Monday, October 25, 2010

Acceptance is Key, like I've said so many times before

I've been reading a lot of posts from people who are in a lot of pain right now. Fall does that to fibro people. It is especially difficult when people are still trying to live their old lives. The frustration of not being able to do things like you could before fibro causes so much frustration. And frustration leads to more anxiety. And more anxiety leads to more stress .. and more PAIN.

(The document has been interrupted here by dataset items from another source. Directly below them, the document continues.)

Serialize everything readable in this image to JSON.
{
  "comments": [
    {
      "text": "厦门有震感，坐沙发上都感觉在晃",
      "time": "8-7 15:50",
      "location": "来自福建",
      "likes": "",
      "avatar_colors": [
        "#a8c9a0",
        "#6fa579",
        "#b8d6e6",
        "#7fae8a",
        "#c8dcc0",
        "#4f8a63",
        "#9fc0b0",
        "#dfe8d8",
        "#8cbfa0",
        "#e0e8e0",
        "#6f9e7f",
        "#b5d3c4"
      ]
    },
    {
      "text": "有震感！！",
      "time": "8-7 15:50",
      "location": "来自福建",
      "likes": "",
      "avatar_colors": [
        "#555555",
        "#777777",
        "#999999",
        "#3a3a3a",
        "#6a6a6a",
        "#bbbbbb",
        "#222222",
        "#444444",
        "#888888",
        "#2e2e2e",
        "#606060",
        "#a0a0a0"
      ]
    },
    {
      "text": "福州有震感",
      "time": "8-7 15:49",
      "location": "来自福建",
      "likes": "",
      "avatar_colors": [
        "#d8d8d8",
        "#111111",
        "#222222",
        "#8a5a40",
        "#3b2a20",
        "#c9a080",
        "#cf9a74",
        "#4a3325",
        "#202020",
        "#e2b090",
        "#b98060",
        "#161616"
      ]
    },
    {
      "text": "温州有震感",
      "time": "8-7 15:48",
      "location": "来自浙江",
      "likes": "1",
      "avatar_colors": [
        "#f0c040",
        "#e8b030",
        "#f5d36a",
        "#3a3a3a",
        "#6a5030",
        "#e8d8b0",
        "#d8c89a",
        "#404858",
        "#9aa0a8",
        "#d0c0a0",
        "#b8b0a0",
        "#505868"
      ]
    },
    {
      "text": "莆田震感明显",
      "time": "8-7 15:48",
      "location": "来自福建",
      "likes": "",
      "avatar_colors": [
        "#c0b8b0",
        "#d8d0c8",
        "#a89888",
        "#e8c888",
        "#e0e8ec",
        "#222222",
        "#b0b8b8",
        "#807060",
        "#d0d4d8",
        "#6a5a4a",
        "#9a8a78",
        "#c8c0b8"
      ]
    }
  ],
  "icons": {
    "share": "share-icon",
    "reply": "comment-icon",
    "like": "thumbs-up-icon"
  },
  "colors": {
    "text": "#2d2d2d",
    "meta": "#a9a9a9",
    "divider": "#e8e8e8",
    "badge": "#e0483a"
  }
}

In their posts, they are angry. Angry at their spouses for not understnading how this changes them. Upset because their children do not understand. Families can be so demanding. But mostly angry at themselves for not being able to get up and do all things like once did. In the midst of trying to keep all the repsonsibilities in tact, we have flares. Our bodies just burn out. The more we push ourselves, the less energy we get .. and less and less.

When you have fibromyalgia, your body demands extra rest. In 2000, I said, "I'm sick and tired of being sick and tired".  But there was nothing that I could do about it. Doctors just nodded. I had already been reading and browsing through every book I could find on the subject since '95, and there wasn't much. That's when I first heard of Fibromyalgia and finally, after 3 agonizing years, realized that just might be what I have. I wasn't diagnosed for about two more years after that. Mostof the time I didn't have insurance and most doctors back them didn't seem to know much about fibro back then. I'd been dealing with severe break-downs, melt-downs, flares .. whatever you want to call them since 1993. When I was just too weak to get up most days for months. That certainly was NOT like me. I knew something was wrong, but I had no idea WHAT. I was alone raising my youngest daughter .. and she was only in the 5th grade.

The most stessful and scariest part of fibro were the years of now knowing WHAT in the WORLD was HAPPENING! I was dashign through O'Hare Int'l Airport in Chicago, when I felt like I was trying to wade through water. My purse seemed unusually heavy .. like it was breaking my shoulder and my energy felt so weakend. I remember wondering to myself, "Why am I feeling this way? I got enough sleep last night." I'd noticed it a few times before, too. I felt so painful that I stopped to buy a small luggage carrier with wheels just so I could put my purse on it. What a site!  There I went, in my high heels and business suit, through the various concourses strolling nothing but my purse behind me! 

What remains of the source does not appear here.